Larson-Green didn’t say what changes Windows Blue will feature, but conceded that Microsoft has discussed user complaints about the removal of the Start menu on Windows 8 and that it might be useful to restore it.
“We’re principled in the direction we’re heading but we’re not going to be stubborn,” she said on Tuesday during a Wired conference in New York, where she answered questions from a moderator and from audience members.
A late June release date for the Windows Blue OS update would coincide with Microsoft’s Build developer conference, slated for June 26-28 in San Francisco.
Earlier in the day, the other Windows chief, Tami Reller, announced in a blog post that Windows Blue would be released before the end of this year.

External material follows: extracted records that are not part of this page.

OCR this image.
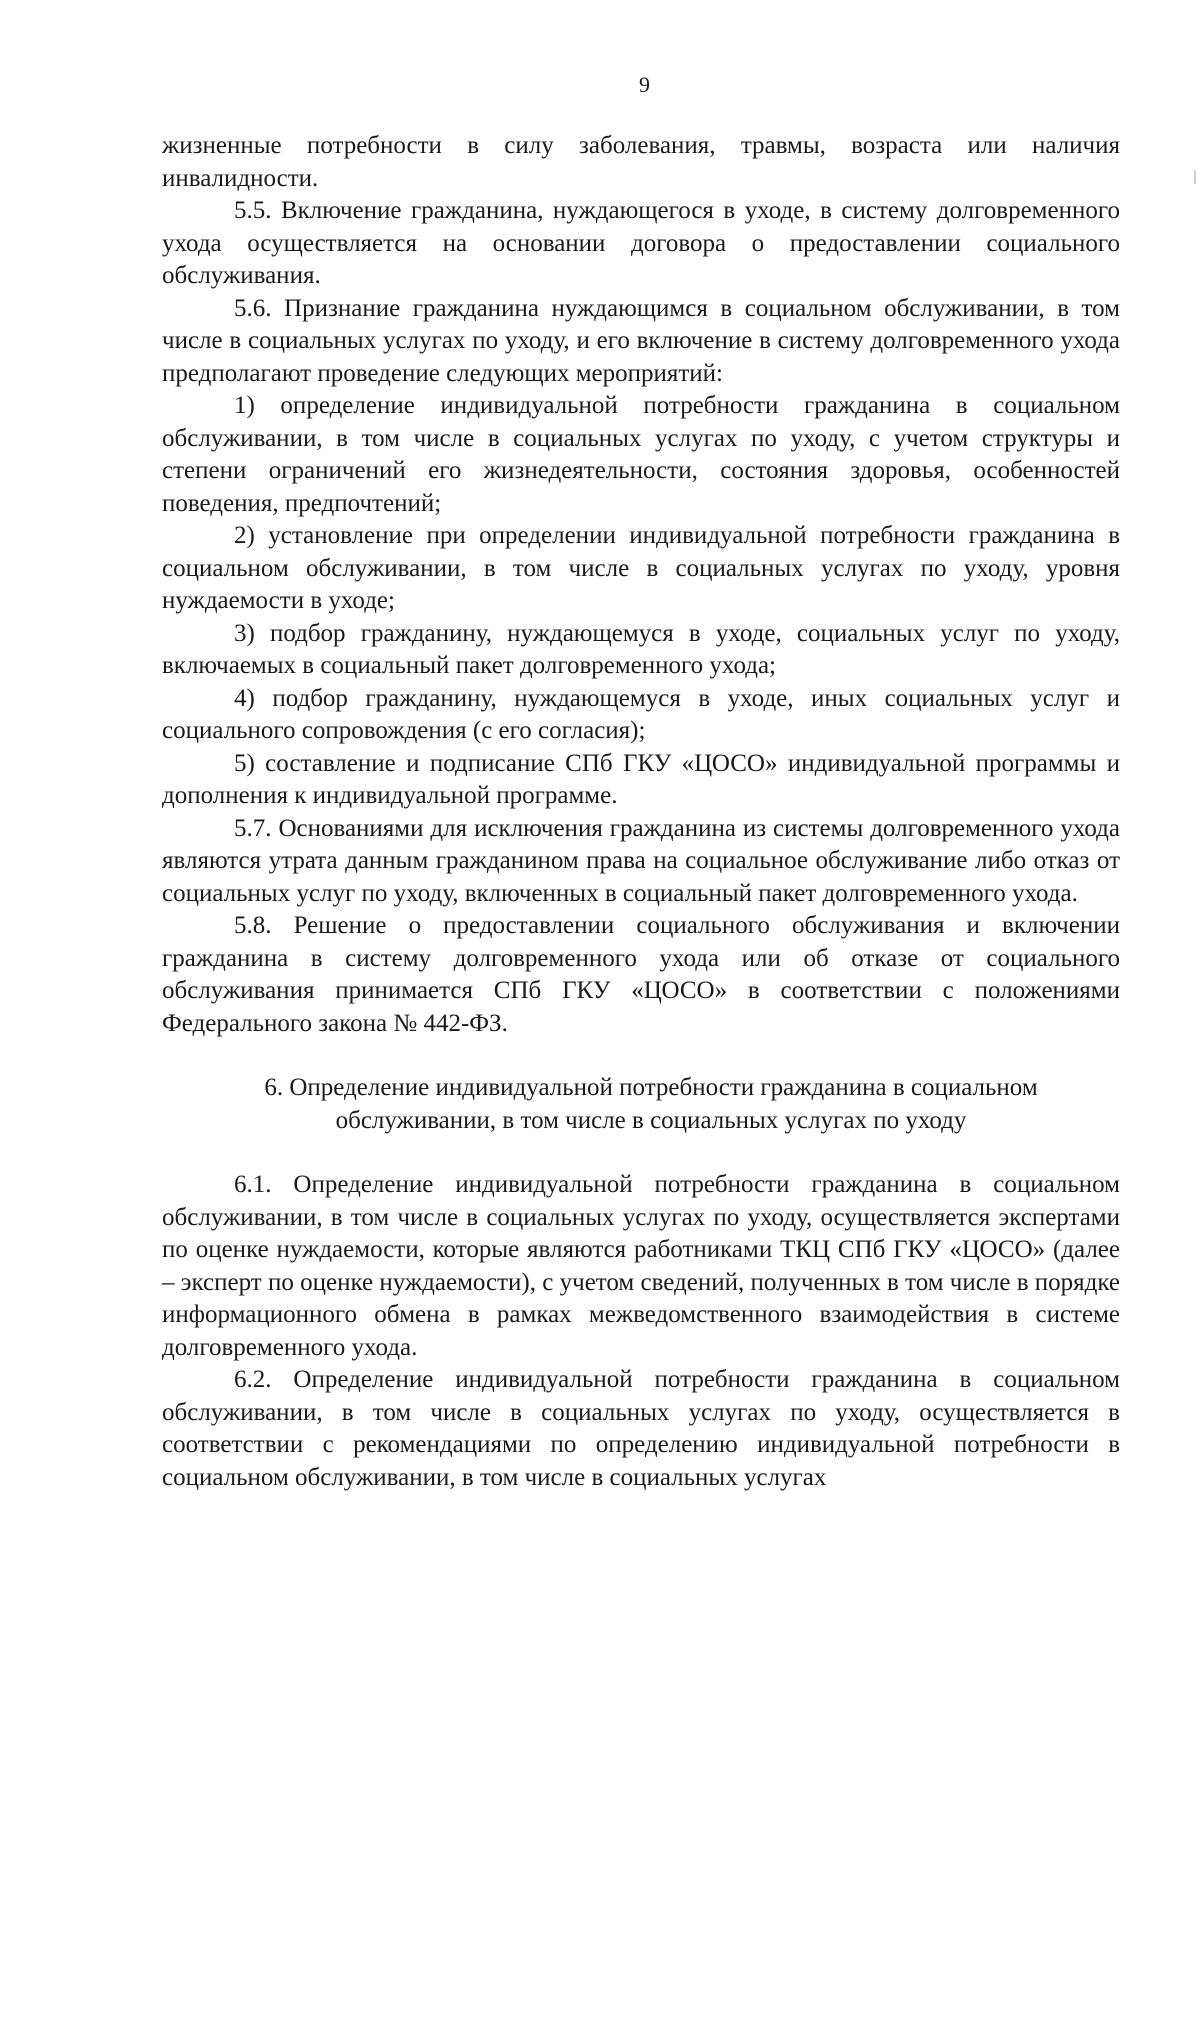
9

жизненные потребности в силу заболевания, травмы, возраста или наличия инвалидности.

5.5. Включение гражданина, нуждающегося в уходе, в систему долговременного ухода осуществляется на основании договора о предоставлении социального обслуживания.

5.6. Признание гражданина нуждающимся в социальном обслуживании, в том числе в социальных услугах по уходу, и его включение в систему долговременного ухода предполагают проведение следующих мероприятий:

1) определение индивидуальной потребности гражданина в социальном обслуживании, в том числе в социальных услугах по уходу, с учетом структуры и степени ограничений его жизнедеятельности, состояния здоровья, особенностей поведения, предпочтений;

2) установление при определении индивидуальной потребности гражданина в социальном обслуживании, в том числе в социальных услугах по уходу, уровня нуждаемости в уходе;

3) подбор гражданину, нуждающемуся в уходе, социальных услуг по уходу, включаемых в социальный пакет долговременного ухода;

4) подбор гражданину, нуждающемуся в уходе, иных социальных услуг и социального сопровождения (с его согласия);

5) составление и подписание СПб ГКУ «ЦОСО» индивидуальной программы и дополнения к индивидуальной программе.

5.7. Основаниями для исключения гражданина из системы долговременного ухода являются утрата данным гражданином права на социальное обслуживание либо отказ от социальных услуг по уходу, включенных в социальный пакет долговременного ухода.

5.8. Решение о предоставлении социального обслуживания и включении гражданина в систему долговременного ухода или об отказе от социального обслуживания принимается СПб ГКУ «ЦОСО» в соответствии с положениями Федерального закона № 442-ФЗ.

6. Определение индивидуальной потребности гражданина в социальном обслуживании, в том числе в социальных услугах по уходу

6.1. Определение индивидуальной потребности гражданина в социальном обслуживании, в том числе в социальных услугах по уходу, осуществляется экспертами по оценке нуждаемости, которые являются работниками ТКЦ СПб ГКУ «ЦОСО» (далее – эксперт по оценке нуждаемости), с учетом сведений, полученных в том числе в порядке информационного обмена в рамках межведомственного взаимодействия в системе долговременного ухода.

6.2. Определение индивидуальной потребности гражданина в социальном обслуживании, в том числе в социальных услугах по уходу, осуществляется в соответствии с рекомендациями по определению индивидуальной потребности в социальном обслуживании, в том числе в социальных услугах
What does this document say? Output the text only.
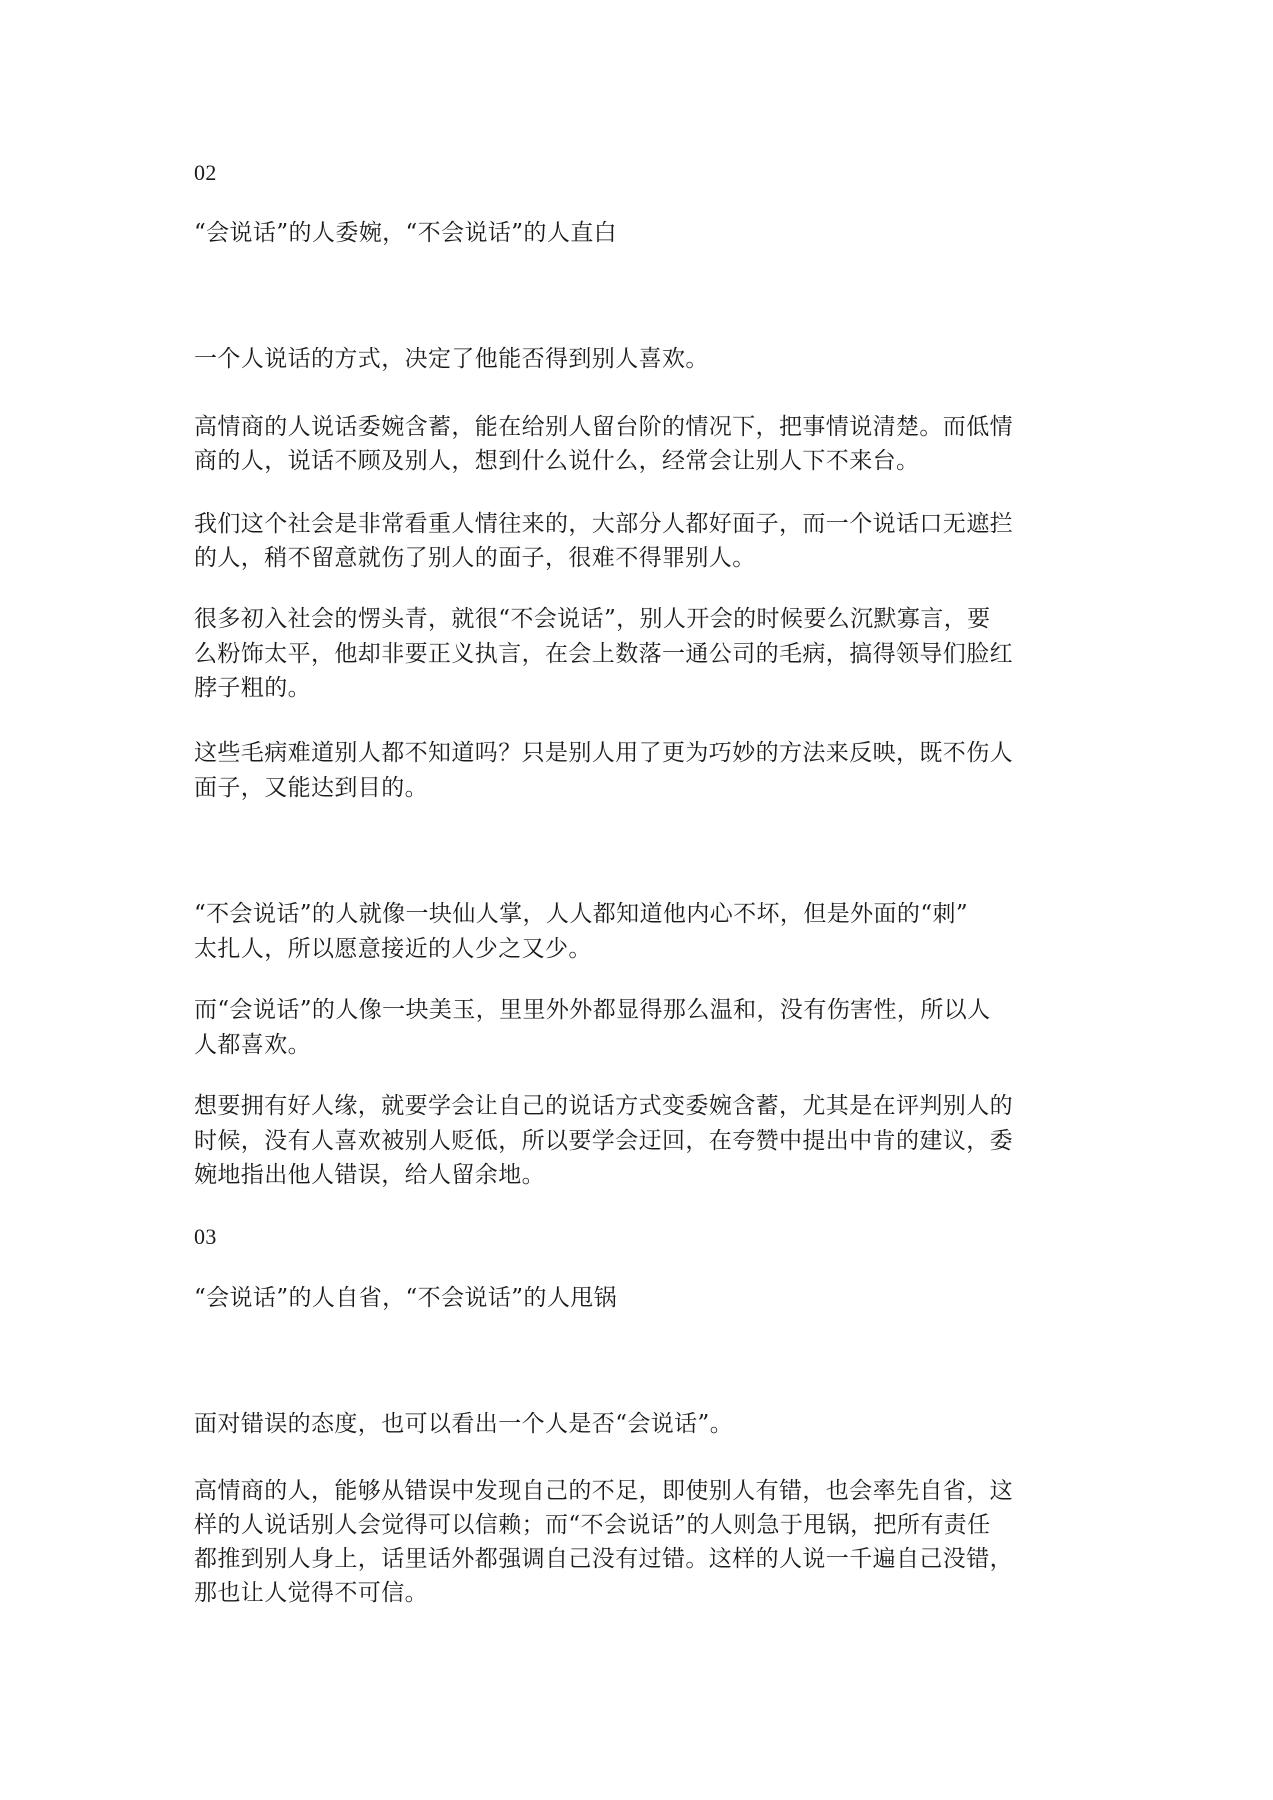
02

“会说话”的人委婉，“不会说话”的人直白

一个人说话的方式，决定了他能否得到别人喜欢。

高情商的人说话委婉含蓄，能在给别人留台阶的情况下，把事情说清楚。而低情

商的人，说话不顾及别人，想到什么说什么，经常会让别人下不来台。

我们这个社会是非常看重人情往来的，大部分人都好面子，而一个说话口无遮拦

的人，稍不留意就伤了别人的面子，很难不得罪别人。

很多初入社会的愣头青，就很“不会说话”，别人开会的时候要么沉默寡言，要

么粉饰太平，他却非要正义执言，在会上数落一通公司的毛病，搞得领导们脸红

脖子粗的。

这些毛病难道别人都不知道吗？只是别人用了更为巧妙的方法来反映，既不伤人

面子，又能达到目的。

“不会说话”的人就像一块仙人掌，人人都知道他内心不坏，但是外面的“刺”

太扎人，所以愿意接近的人少之又少。

而“会说话”的人像一块美玉，里里外外都显得那么温和，没有伤害性，所以人

人都喜欢。

想要拥有好人缘，就要学会让自己的说话方式变委婉含蓄，尤其是在评判别人的

时候，没有人喜欢被别人贬低，所以要学会迂回，在夸赞中提出中肯的建议，委

婉地指出他人错误，给人留余地。

03

“会说话”的人自省，“不会说话”的人甩锅

面对错误的态度，也可以看出一个人是否“会说话”。

高情商的人，能够从错误中发现自己的不足，即使别人有错，也会率先自省，这

样的人说话别人会觉得可以信赖；而“不会说话”的人则急于甩锅，把所有责任

都推到别人身上，话里话外都强调自己没有过错。这样的人说一千遍自己没错，

那也让人觉得不可信。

Reller, Windows CMO and CFO, didn’t provide advance details on what will be new with Windows Blue, but said that the OS update would be “an opportunity for us to respond to the customer feedback that we’ve been closely listening to.”
Windows 8 has been a controversial product from the beginning. It sports a radically redesigned user interface based on tile icons intended to make the OS optimised for touchscreen devices like tablets. However, it has not been an unqualified commercial success to date, and the lack of uptake by users has been blamed in part for the dismal performance of the PC market overall.
Larson-Green also acknowledged that Microsoft has “some work to do” to better articulate the benefits of its Surface RT tablet, which apparently hasn’t sold as well as expected and which runs Windows RT, a Windows 8 version for devices based on ARM chips.